Gabon : le secteur pétrolier sous la menace d’une paralysie dès le 31 décembre | Gabonreview.com | Actualité du Gabon |
Le secteur pétrolier, pilier de l’économie nationale, pourrait être paralysé d’ici la fin de l’année. Et pour cause, les travailleurs des sociétés sous-traitantes opérant sur les sites pétroliers ont lancé un ultimatum en menaçant de bloquer les activités dès le 31 décembre si les engagements pris par leurs employeurs ne sont pas honorés. Ces derniers dénoncent des conditions de travail précaires.
Les travailleurs des sociétés sous-traitantes opérant sur les sites pétroliers menacent de bloquer les activités dès le 31 décembre 2025. © GabonReview
L’atmosphère se tend à nouveau dans le secteur pétrolier gabonais. Dans un message publié sur Facebook et relayé par le site d’information Gabonactu.com ce lundi 24 novembre 2025, des sous-traitants ont exprimé leur profonde lassitude et un sentiment de trahison face à la répétition de promesses non tenues. «Les travailleurs sont épuisés, trahis, baladés par des promesses qui ne voient jamais le jour», ont-ils déclaré, signifiant clairement : «Ça suffit !»
Ces acteurs importants du secteur déplorent notamment l’absence de changement concret malgré de multiples discussions et engagements. «Depuis trop longtemps, on nous sert des discours, des réunions, des engagements […], mais aucun changement concret dans nos vies», se regrettent-ils. En outre, ces agents réclament une reconnaissance de leur contribution essentielle à l’industrie pétrolière. Bien que souvent considéré comme un personnel de soutien, leur rôle est jugé crucial dans un secteur qui génère environ 60 % du budget national.

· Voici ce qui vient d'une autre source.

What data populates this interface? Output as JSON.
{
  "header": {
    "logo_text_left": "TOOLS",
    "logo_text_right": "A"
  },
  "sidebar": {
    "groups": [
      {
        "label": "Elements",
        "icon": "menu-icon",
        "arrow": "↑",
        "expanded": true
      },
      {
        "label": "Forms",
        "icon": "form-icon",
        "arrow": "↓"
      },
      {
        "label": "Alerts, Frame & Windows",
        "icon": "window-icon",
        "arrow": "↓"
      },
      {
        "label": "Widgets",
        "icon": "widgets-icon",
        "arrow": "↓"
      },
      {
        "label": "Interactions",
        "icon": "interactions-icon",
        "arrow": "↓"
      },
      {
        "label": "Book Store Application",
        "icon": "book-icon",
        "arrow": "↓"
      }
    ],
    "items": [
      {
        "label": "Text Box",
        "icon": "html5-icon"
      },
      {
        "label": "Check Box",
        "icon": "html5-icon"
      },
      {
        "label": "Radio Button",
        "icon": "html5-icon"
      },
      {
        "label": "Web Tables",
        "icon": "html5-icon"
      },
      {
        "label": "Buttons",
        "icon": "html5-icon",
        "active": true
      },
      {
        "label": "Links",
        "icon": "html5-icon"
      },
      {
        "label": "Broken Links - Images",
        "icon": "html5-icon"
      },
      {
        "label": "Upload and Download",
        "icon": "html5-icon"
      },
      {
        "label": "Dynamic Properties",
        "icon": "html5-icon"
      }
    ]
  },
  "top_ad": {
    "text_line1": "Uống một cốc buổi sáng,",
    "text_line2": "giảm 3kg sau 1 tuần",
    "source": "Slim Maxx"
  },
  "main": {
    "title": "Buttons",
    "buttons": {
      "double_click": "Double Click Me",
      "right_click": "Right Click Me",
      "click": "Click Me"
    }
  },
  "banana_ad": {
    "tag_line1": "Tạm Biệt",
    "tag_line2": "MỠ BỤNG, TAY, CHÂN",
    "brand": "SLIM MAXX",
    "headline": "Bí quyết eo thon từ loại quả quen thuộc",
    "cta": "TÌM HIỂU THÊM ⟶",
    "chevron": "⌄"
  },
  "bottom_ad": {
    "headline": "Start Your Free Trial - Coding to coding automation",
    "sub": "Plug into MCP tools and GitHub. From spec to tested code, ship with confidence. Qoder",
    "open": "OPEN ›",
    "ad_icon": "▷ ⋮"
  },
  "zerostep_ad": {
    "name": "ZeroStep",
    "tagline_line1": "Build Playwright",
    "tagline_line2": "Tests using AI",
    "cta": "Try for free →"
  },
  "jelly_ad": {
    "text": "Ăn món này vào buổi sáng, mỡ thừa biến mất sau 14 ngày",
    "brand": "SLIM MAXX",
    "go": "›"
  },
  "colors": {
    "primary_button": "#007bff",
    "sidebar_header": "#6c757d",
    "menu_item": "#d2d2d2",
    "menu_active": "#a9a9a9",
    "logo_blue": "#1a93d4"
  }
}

Des conditions d’emploi précaires dénoncées
D’après le site d’information, la situation actuelle aurait des racines anciennes avec des dénonciations récurrentes de conditions d’emploi précaires, le non-respect du Code du travail et la spoliation de leurs revenus par les sociétés de mise à disposition de personnel.
Les travailleurs sous-traitants estiment que l’échec de leurs revendications est dû à un système potentiellement protégé par de «hautes personnalités», rendant leur statut professionnel difficile à réformer. L’ultimatum est donc clair : «Si d’ici le 31 décembre, rien ne bouge, alors ce ne sera plus une revendication : c’est une riposte», ont précisé les agents.
Ils exigent dès lors des actions concrètes et non de nouvelles paroles : «Nous voulons du respect, pas des promesses recyclées. Si rien n’est appliqué : qu’on lance la grève, et tout le pays saura que les travailleurs du pétrole ne se laisseront plus piétiner», insistent-ils, avertissant que l’enjeu est désormais «la dignité des travailleurs» et le «refus catégorique de continuer dans la précarité pendant que d’autres prospèrent sur nos efforts».
Le Gabon se trouve donc face à une menace sérieuse de paralysie de son secteur économique majeur, à l’approche de la nouvelle année.